28.07.2010 · Ein letztes Mal stellt sich Ulrich Wilhelm als Regierungssprecher der Bundespressekonferenz. Kein Grund für die Journalisten, den künftigen BR-Intendanten zu schonen. Der smarte Münchner beweist einmal mehr, dass er sich auf die Kunst des Unterlassens und des Schweigens versteht.
Von Majid Sattar, Berlin328 Mal hat Regierungssprecher Ulrich Wilhelm in den vergangenen vier Jahren und neun Monaten in der Bundespressekonferenz Platz genommen und sich Fragen der Hauptstadtjournalisten gestellt.
Und auch beim letzten Mal am Mittwochvormittag wurde der höchste Regierungsbeamte der Bundesrepublik – er ist der einzige Staatssekretär der eine oberste Bundesbehörde, das Bundespresseamt nämlich, leitet – nicht geschont: Ob er angesichts der schlechten Umfragewerte für die Bundesregierung ein sinkendes Schiff verlasse? Umfragen seien flüchtig, sagte der 49 Jahre alte Wilhelm, den es nun in seine Münchner Heimat zieht, lakonisch.

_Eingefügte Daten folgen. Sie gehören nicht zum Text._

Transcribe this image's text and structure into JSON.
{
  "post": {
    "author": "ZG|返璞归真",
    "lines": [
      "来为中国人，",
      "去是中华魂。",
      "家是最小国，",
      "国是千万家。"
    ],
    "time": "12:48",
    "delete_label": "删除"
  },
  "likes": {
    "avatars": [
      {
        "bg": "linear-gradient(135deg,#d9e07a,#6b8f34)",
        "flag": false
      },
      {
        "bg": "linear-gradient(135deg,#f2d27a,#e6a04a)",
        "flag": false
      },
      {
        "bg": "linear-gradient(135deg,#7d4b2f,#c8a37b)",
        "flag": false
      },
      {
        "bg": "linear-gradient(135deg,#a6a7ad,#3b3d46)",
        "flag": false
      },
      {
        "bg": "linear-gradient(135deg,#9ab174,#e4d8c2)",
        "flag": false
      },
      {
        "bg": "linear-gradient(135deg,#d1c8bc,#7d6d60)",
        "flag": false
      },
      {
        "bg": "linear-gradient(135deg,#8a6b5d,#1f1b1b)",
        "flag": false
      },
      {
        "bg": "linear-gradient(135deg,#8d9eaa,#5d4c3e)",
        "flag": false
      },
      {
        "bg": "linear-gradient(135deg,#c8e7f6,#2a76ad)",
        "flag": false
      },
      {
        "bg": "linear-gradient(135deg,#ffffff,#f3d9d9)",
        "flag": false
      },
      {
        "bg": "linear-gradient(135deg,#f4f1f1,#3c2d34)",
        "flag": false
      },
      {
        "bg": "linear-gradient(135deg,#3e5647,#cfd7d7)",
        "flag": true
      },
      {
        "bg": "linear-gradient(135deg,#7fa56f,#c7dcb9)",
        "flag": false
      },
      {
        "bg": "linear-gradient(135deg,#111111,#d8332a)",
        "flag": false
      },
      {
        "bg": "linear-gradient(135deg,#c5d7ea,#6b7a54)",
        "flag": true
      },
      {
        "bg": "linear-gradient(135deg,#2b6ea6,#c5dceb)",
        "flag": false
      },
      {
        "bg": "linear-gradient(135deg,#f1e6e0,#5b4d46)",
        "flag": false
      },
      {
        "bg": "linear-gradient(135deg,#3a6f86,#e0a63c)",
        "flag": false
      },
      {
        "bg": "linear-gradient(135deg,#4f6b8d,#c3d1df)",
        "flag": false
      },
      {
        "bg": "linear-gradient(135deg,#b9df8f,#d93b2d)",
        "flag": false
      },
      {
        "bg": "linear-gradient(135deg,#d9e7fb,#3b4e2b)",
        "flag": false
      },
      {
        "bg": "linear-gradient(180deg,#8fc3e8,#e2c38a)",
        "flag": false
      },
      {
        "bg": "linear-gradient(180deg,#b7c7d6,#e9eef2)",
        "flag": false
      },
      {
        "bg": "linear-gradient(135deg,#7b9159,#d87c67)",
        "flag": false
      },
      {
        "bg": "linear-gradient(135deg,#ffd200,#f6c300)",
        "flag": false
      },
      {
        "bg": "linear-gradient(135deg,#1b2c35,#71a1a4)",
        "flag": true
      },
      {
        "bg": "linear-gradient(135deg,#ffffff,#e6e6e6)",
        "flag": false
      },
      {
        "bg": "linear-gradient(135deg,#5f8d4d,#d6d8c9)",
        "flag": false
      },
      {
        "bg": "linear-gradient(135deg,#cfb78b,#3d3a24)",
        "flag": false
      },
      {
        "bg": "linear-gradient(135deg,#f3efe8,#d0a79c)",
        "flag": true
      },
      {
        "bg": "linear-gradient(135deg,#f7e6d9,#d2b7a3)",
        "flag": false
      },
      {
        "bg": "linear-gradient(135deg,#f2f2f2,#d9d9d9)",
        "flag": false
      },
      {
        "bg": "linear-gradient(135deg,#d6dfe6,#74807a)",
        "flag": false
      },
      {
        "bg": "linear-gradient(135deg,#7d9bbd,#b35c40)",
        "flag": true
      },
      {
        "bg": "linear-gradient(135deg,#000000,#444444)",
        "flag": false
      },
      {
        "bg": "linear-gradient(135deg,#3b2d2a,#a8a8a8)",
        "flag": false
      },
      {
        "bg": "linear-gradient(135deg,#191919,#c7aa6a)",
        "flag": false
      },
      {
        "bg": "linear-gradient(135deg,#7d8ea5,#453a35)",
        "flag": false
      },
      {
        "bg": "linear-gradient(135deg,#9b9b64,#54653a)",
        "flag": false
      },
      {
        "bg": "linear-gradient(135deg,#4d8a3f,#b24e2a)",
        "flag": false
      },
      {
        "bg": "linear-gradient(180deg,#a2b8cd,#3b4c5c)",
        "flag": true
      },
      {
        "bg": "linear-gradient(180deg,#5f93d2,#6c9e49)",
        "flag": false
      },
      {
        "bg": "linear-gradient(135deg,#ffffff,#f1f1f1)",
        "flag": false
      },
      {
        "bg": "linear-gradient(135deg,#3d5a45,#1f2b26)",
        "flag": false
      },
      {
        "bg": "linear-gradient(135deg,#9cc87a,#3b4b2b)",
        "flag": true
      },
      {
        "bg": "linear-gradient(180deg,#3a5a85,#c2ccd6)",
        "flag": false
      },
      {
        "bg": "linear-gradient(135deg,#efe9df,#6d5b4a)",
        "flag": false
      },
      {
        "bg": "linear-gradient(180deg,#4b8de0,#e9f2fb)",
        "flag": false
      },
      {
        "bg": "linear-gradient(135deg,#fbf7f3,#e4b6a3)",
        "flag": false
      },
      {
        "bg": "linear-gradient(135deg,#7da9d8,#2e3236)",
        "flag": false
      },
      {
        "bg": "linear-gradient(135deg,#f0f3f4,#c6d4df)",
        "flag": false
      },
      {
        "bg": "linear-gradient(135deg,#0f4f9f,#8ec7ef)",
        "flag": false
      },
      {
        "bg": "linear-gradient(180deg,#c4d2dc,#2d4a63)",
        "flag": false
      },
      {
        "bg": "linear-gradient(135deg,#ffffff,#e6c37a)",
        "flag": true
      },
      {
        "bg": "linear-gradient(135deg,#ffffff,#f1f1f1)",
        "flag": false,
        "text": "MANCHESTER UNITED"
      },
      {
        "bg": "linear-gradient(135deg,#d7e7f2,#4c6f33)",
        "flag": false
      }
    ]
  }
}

Zum Abschied überreichte ihm Werner Gößling, der Vorsitzende der Bundespressekonferenz, ein 100 Jahre alte Fernrohr, mit dem er das Geschehen der Berliner Republik aus der Ferne – genauer gesagt: vom Platze des Intendanten des Bayerischen Rundfunks aus – weiterhin beobachten kann. Wilhelm dankte sichtlich gerührt für das Präsent, verzichtete aber darauf, schon einmal durch das Fernglas zu blicken, weil dies den Fotografen ein Motiv geliefert hätte, das ihn wohl ein Leben lang verfolgen würde, wie er gewohnt treffsicher mutmaßte.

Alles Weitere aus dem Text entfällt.